The ACO members will  share in the savings that results from their cooperation and coordination. Thus, ACOs can–theoretically–act as a reform tool by incentivizing more efficient and effective care. This would help to combat the current perverse incentives of overutilization and overbuilding of health care facilities and technology.

ACOs In Practice :

The ACO would have to be a legal organization that can receive shared savings, and would have to incorporate primary care physicians who solely practice under the ACO. Furthermore, there would have to be at least 5,000 beneficiaries in the ACO for it to be viable. The ACO would provide CMS with a list of their providers willing to participate in the ACO. The beneficiaries would be determined by, among other things, the patterns of patient referrals in the region. However, beneficiaries would not be “locked in” to a given provider. The ACO would receive savings if their risk-adjusted, per beneficiary spending levels were below their benchmark.
 
An Example :

An hypothetical independent practice association (IPA) teams up with a community hospital to create an ACO. Medicare determines a benchmark, that is, what it will cost to treat the average beneficiary in that geographic area per year–let’s say $10,000. The physicians submit their traditional claims to Medicare under the RBRVS system while the hospital submits its typical DRG-base claim. Thus, the traditional fee-for-service system remains in place. At the end of the year, Medicare determines if the ACO has provided care for less than $10,000. If they have, the ACO is entitled to share in the cost savings, and the savings are divided among the providers and hospital. Though simple in theory, ACOs become more difficult when attempting to construct payment models that will distribute the savings of the ACO to the individual providers.

Tuesday, November 1, 2011

ACO

The primary objectives of Accountable Care Organizations (ACO) are to reduce costs, increase efficiency, increase accountability and improve the quality of patient care.

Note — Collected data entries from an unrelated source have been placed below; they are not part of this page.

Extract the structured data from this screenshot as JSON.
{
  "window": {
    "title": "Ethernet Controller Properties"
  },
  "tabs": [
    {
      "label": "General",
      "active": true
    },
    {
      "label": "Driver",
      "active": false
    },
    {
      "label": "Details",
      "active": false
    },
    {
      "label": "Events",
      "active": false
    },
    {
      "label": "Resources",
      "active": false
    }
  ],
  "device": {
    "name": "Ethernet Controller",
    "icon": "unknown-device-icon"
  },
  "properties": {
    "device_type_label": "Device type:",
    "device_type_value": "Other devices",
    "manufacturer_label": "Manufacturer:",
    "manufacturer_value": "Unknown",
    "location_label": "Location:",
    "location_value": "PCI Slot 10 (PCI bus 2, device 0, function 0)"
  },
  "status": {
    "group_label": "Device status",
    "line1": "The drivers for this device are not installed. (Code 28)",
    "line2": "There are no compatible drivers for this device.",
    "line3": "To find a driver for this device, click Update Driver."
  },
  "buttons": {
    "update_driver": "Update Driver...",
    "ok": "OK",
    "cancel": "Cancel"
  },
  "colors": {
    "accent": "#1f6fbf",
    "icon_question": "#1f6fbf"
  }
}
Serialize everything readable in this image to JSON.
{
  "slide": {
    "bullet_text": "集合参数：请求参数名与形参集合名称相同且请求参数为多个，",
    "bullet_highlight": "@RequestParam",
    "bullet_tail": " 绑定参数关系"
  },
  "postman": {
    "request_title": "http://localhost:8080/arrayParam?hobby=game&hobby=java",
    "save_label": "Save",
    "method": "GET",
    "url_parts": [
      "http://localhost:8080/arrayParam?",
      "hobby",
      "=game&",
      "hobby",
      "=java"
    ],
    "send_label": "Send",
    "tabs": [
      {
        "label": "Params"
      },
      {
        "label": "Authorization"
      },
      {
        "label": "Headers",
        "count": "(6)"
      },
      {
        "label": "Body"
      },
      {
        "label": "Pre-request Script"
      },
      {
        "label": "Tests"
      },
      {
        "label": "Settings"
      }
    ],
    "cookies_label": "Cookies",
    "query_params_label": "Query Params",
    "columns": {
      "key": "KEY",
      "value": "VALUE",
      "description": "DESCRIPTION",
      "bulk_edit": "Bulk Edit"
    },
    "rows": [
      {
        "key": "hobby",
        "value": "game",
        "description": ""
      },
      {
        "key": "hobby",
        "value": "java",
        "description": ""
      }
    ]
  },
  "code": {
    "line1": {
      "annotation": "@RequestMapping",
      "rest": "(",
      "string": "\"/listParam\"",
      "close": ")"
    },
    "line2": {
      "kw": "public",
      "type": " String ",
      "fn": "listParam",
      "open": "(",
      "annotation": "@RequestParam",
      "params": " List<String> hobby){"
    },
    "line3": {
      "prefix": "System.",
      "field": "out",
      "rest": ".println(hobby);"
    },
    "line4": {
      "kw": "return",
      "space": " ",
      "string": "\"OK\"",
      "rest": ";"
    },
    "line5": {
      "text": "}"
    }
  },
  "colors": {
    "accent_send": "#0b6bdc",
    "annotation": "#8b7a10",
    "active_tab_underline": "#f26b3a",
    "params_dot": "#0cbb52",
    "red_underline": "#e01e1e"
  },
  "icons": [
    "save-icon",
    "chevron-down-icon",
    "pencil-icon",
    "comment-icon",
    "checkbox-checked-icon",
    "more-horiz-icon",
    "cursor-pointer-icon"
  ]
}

The payer is basically aiming to reduce costs and at the same time improve quality of care. Since payers would give the ACO's a lump sum to cover all care, the ACO's would retain any savings that result from more efficient patient care. This is supposed to be the motive for physicians and hospitals to ensure that the patient is healthy and out of the hospitals and not do more procedures.

The patient is supposed to get better care and this model aims to provide a patient centric care plan. The physicians may need to do a lot of  screening procedures and wellness checkups ensuring that the patient is taking the right labs and medicines and staying healthy. So the clinical perspective would be that of being proactive and ensuring that the patient requires the right care ensuring that he is in good health, and that he makes as few visits to the Hospital as possible. This is to mean that the physician will proactively care for the patient, instead of the regular model of treating patients after a health event.

Challenges :
    • ACO's would find it a challenge to construct a payment model that would distribute the savings of the ACO to its individual providers.
    • The patient may feel  that he is being forced to see a small group of physicians in the ACO that he is participating.
    • The patient may not perceive the quality of care that the ACO model proposes.
    • Would patients continue to stay within their ACO ?
    • Would patients see value in the ACO and support the ACO ?
      ACO's have a lot of challenges ahead but it looks very viable and feasible considering the advantages is has over existing HMOs, but then again there are some physicians who feel that the ACO's are a little ahead of time, and now may not be the good time.

      The ACO debate is endless but its success or failure will depend on how the patients perceive it. If the patients see value for themselves in the ACO than the patients would support the ACO and it will succeed, if the patients do not see any value from the ACO than it would be very difficult for the ACO to succeed.